I don’t want to kill women’s sports. I love watching women’s volleyball. But the reality is funding 97 women’s scholarships to meet T9 requirements is slaughtering smaller men’s college sports. That’s a fact. And it’s wrong, and it’s unfair to the fantastic male athletes that don’t have the height for basketball, or fast twitch for football.
So once again, for your edification, this is from the Title IX informational page:"
Fact or Myth? Title IX forces schools to cut men's sports.
Myth. Title IX in no way requires schools to cut men's sports. "Nothing in Title IX requires the cutting or reduction of teams in order to demonstrate compliance." (DOE) All federal courts to consider the question have agreed. Some schools have decided on their own to eliminate certain men's sports, but the law is flexible. There are many other ways to come into compliance. Some schools have cut sports, like gymnastics and wrestling, rather than controlling bloated football and basketball budgets, which consume a whopping 72% of the average Division I-A school's total men's athletic operating budget. For example, San Diego State University decided to address its $2 million budget deficit by cutting its men's volleyball team instead of cutting slightly into the $5 million football budget. But there are other options: A recent GAO study found that 72% of schools that added teams from 1992-1993 to 1999-2000 did so without discontinuing any teams.
T9 gives you 3 options. 1) cut football. 2) Cut the football and basketball budget/scholarships, so more money is left over to fund women’s sports or smaller men’s sports. 3) ax a non-revenue men’s sport.
Option 1 cutting football is a legit option for small schools with mediocre football programs that don’t make money. If you cut football, T9 compliance is easy. There are some schools that have done this, and I bet more will go down this path. But schools really resist this, because football is a big part of the social life on campuses. Plus there is huge money in college football, and even weak football programs are getting some of that money because the big time schools pay them to be on their schedule. A lot of programs can also get on local tv or cable or radio stations. Somebody keeps posting how back in the day their school made no money in football. Well it’s a different day and even high school football programs like Mater Dei make $400k per televised game.

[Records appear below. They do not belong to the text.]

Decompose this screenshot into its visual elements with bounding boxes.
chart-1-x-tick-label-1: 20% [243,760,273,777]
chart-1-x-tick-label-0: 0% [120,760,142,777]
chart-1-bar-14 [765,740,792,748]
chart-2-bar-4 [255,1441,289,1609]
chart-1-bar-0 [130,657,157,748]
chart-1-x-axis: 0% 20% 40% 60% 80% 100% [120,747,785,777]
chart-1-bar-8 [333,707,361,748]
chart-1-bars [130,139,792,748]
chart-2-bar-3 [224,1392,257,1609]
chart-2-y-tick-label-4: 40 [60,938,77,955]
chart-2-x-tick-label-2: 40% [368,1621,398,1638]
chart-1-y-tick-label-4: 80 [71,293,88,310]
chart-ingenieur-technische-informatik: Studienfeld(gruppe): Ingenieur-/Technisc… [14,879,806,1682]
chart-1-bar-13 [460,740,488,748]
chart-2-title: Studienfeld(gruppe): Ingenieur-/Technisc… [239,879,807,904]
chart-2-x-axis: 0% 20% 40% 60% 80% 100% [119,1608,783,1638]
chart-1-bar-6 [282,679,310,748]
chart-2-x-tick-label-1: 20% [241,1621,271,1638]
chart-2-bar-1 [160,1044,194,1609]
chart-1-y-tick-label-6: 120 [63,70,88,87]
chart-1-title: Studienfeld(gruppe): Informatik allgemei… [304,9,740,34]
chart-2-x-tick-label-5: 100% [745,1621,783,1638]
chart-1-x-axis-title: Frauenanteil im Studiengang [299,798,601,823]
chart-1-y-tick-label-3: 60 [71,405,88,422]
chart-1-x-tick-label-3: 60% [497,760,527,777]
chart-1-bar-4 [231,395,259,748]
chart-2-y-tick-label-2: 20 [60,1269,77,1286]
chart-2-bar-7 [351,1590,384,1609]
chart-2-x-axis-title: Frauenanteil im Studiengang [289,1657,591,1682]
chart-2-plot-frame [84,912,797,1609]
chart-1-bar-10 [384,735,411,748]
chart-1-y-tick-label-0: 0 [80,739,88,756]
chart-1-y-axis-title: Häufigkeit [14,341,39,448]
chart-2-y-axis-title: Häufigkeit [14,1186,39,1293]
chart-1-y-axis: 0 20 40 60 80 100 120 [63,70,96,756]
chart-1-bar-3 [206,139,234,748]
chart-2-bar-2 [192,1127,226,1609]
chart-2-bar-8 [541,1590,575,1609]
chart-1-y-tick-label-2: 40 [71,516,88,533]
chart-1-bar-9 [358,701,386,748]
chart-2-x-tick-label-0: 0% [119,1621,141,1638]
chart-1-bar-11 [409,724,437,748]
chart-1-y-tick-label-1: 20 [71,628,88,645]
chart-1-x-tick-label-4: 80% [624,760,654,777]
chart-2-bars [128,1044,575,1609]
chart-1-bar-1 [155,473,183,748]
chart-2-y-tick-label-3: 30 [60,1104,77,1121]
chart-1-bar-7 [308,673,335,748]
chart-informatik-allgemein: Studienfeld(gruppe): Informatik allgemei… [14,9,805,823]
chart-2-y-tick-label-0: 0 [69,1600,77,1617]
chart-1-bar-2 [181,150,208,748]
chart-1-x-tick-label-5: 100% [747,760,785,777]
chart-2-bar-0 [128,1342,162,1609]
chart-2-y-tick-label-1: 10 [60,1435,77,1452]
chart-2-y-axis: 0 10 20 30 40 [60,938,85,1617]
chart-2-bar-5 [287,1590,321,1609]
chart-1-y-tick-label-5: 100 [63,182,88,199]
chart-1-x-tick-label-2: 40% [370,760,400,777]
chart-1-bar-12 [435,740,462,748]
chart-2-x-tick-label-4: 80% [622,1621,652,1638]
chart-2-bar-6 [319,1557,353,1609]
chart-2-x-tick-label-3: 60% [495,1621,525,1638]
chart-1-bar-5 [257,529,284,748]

Option 2 cut football/basketball budget is not gonna happen in real life. Nobody’s going to cut the budget of a profitable football or b-ball team, especially a big time DI team, to fund non-revenue sports. Every good football team spends more on better weight room, stadium, etc. so they can outrecruit their rivals, get better players, win more games, get more money. Plus the power a successful football coach has over the budget is enormous. Colleges are either going to plow money into football, or they’re gonna drop it because they suck at it. They’re not going to do football and then cut its budget.
Option 3, cutting smaller men’s sports, is realistically the go to option for T9 compliance. The proof is how frequently it’s happened in real life. T9 did a good thing for women’s sports. But it came at the price of screwing smaller men’s sports. Saying that T9 is not responsible because colleges could have, but never did, make other hypothetical choices to save smaller men’s sports is pure sophistry.